First, Finer has worked
for years for Guttmacher, the intellectual arm of the Abortion
Establishment. Steinberg works at the University of California
at San Francisco.
It would be difficult to
exaggerate how prominent an abortion proponent UCSF has been
over the decades. Carol Joffe, a prominent abortion activist who
is one of the professors at UCSF's Bixby Center for Global
Reproductive Health and helped put together the "Abortion
Pioneers" booklet [featuring UCSF faculty], outlined the place
of UCSF in the abortion movement:
"What UCSF has done, more
so than any other medical institution I can think of, has been
to integrate abortion into mainstream medical care," she said.

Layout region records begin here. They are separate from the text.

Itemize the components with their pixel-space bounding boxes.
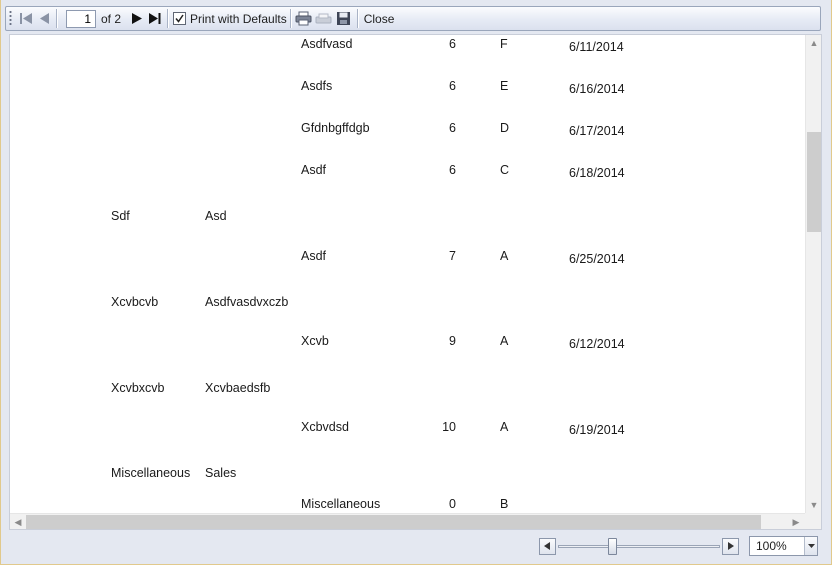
- scroll-up-icon[interactable]: ▲: [806, 35, 821, 51]
- report-cell-qty: 10: [442, 420, 456, 434]
- report-cell-item: Asdfs: [301, 79, 333, 93]
- zoom-slider-thumb[interactable]: [608, 537, 617, 555]
- last-page-icon: [148, 12, 162, 25]
- save-icon: [336, 11, 351, 26]
- scroll-left-icon[interactable]: ◀: [10, 514, 26, 529]
- report-cell-qty: 6: [449, 37, 456, 51]
- print-with-defaults-toggle[interactable]: Print with Defaults: [173, 12, 287, 26]
- horizontal-scroll-thumb[interactable]: [26, 515, 761, 529]
- report-cell-qty: 6: [449, 121, 456, 135]
- zoom-slider-track: [558, 544, 720, 548]
- scroll-down-icon[interactable]: ▼: [806, 497, 821, 513]
- report-cell-date: 6/12/2014: [569, 337, 625, 351]
- report-page: Asdfvasd 6 F 6/11/2014 Asdfs 6 E 6/16/2014 Gfdnb…: [10, 35, 807, 514]
- zoom-out-button[interactable]: [539, 537, 556, 555]
- first-page-icon: [19, 12, 33, 25]
- toolbar-separator: [289, 9, 291, 28]
- report-cell-grade: F: [500, 37, 508, 51]
- zoom-level-value: 100%: [756, 539, 787, 553]
- toolbar-separator: [167, 9, 169, 28]
- report-cell-date: 6/19/2014: [569, 423, 625, 437]
- previous-page-button[interactable]: [35, 9, 53, 29]
- report-cell-group1: Xcvbcvb: [111, 295, 159, 309]
- vertical-scroll-thumb[interactable]: [807, 132, 821, 232]
- scroll-right-icon[interactable]: ▶: [788, 514, 804, 529]
- page-count-text: of 2: [101, 11, 122, 26]
- report-cell-grade: A: [500, 334, 509, 348]
- report-cell-grade: A: [500, 420, 509, 434]
- report-cell-grade: D: [500, 121, 510, 135]
- report-cell-group1: Xcvbxcvb: [111, 381, 165, 395]
- zoom-in-icon: [728, 542, 734, 550]
- report-cell-item: Asdf: [301, 249, 327, 263]
- print-button[interactable]: [294, 9, 314, 29]
- page-setup-icon: [315, 11, 332, 26]
- toolbar: of 2 Print with Defaults: [5, 6, 821, 31]
- print-with-defaults-checkbox[interactable]: [173, 12, 187, 25]
- save-button[interactable]: [334, 9, 354, 29]
- scrollbar-corner: [805, 513, 821, 529]
- report-cell-item: Xcbvdsd: [301, 420, 349, 434]
- report-cell-date: 6/16/2014: [569, 82, 625, 96]
- report-cell-group2: Asdfvasdvxczb: [205, 295, 289, 309]
- zoom-out-icon: [544, 542, 550, 550]
- report-cell-grade: B: [500, 497, 509, 511]
- report-viewer-window: of 2 Print with Defaults: [0, 0, 832, 565]
- report-cell-grade: A: [500, 249, 509, 263]
- print-with-defaults-label: Print with Defaults: [190, 11, 287, 26]
- report-cell-qty: 6: [449, 79, 456, 93]
- zoom-level-select[interactable]: 100%: [749, 536, 818, 556]
- report-cell-date: 6/18/2014: [569, 166, 625, 180]
- report-cell-qty: 9: [449, 334, 456, 348]
- next-page-icon: [131, 12, 143, 25]
- report-cell-qty: 7: [449, 249, 456, 263]
- report-cell-date: 6/25/2014: [569, 252, 625, 266]
- report-cell-qty: 0: [449, 497, 456, 511]
- report-cell-group1: Sdf: [111, 209, 130, 223]
- zoom-bar: 100%: [539, 536, 818, 556]
- report-cell-date: 6/11/2014: [569, 40, 624, 54]
- checkmark-icon: [175, 14, 184, 23]
- report-cell-item: Asdfvasd: [301, 37, 353, 51]
- next-page-button[interactable]: [128, 9, 146, 29]
- report-cell-item: Gfdnbgffdgb: [301, 121, 370, 135]
- report-cell-grade: C: [500, 163, 510, 177]
- toolbar-separator: [56, 9, 57, 28]
- report-viewport: Asdfvasd 6 F 6/11/2014 Asdfs 6 E 6/16/2014 Gfdnb…: [9, 34, 822, 530]
- report-cell-date: 6/17/2014: [569, 124, 625, 138]
- zoom-slider[interactable]: [558, 537, 720, 555]
- vertical-scrollbar[interactable]: ▲ ▼: [805, 35, 821, 514]
- first-page-button[interactable]: [17, 9, 35, 29]
- report-cell-group1: Miscellaneous: [111, 466, 191, 480]
- report-cell-group2: Asd: [205, 209, 227, 223]
- report-cell-item: Asdf: [301, 163, 327, 177]
- printer-icon: [295, 11, 312, 26]
- last-page-button[interactable]: [146, 9, 164, 29]
- horizontal-scrollbar[interactable]: ◀ ▶: [10, 513, 807, 529]
- report-cell-qty: 6: [449, 163, 456, 177]
- chevron-down-icon[interactable]: [804, 537, 817, 555]
- current-page-input[interactable]: [66, 9, 96, 28]
- toolbar-separator: [356, 9, 358, 28]
- toolbar-grip[interactable]: [9, 10, 12, 27]
- zoom-in-button[interactable]: [722, 537, 739, 555]
- previous-page-icon: [38, 12, 50, 25]
- close-button[interactable]: Close: [364, 12, 395, 26]
- report-cell-group2: Sales: [205, 466, 237, 480]
- report-cell-item: Xcvb: [301, 334, 329, 348]
- page-setup-button[interactable]: [314, 9, 334, 29]
- report-cell-group2: Xcvbaedsfb: [205, 381, 271, 395]
- report-cell-item: Miscellaneous: [301, 497, 381, 511]
- report-cell-grade: E: [500, 79, 509, 93]
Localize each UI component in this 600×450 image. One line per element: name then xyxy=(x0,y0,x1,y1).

"The message that this medical school gives the rest of medicine
is that abortion is a normal part of women's reproductive
health" (p. 17) [See
http://www.nrlc.org/NewsToday/HighPowered.html].
Second, the result of the
research of Coleman et al. is not an isolated outlier. It is
part of a wave of research--including by self-described
"pro-choicers" such as Prof. Fergusson--that has reached the
same conclusion: there are serious mental health consequences
associated with having an abortion.
For example, writing in
the December 2008 issue of the British Journal of Psychiatry,
Prof. Fergusson, John Horwood, and Dr. Joseph Boden from New
Zealand's Otago University reported a 30% higher rate of mental
health problems among women who had aborted. The conditions most
associated with abortion included anxiety disorders and
substance use disorders.
The study ("Abortion and
mental health disorders: evidence from a 30-year longitudinal
study") was of over 500 women born in one city, who were
interviewed six times between the ages of 15 and 30.
The trio of researchers
estimated that between 1.5% and 5.5% of the overall rate of
mental disorders in this group of women could be accounted for
by their abortions.
There were two other
inter-related considerations. To begin with, "none of the other
pregnancy outcomes [other than abortion] were consistently
related to significantly increased risks of mental health
problems."
Moreover, the evidence
"clearly poses a challenge to the use of psychiatric reasons to
justify abortion," Fergusson told the Daily Mail. "There is
nothing in this study that would suggest that the termination of
pregnancy was associated with lower risks of mental health
problems than birth."
Third, in Prof. Coleman
response to Dr. Major's Washington Post op-ed, she pointed out,
"Over 30 studies have been published in just the last five years
and they add to a body of literature comprised of hundreds of
studies published in major medicine and psychology journals
throughout the world." She added, "No lies, just
scientifically-derived information that individual academics,
several major professional organizations, and abortion providers
have done their best to hide and distort in recent years."
The conclusion that
abortion has a devastating aftermath for women "has been voiced
by prominent researchers in Great Britain, Norway, New Zealand,
Australia, South Africa, the U.S., and elsewhere," Coleman
wrote. Major's "op-ed provides another illustration of the
dishonesty permeating the scientific study and dissemination of
information pertaining to abortion and mental health" (www.nrlc.org/News_and_Views/Nov10/nv111210part2.html).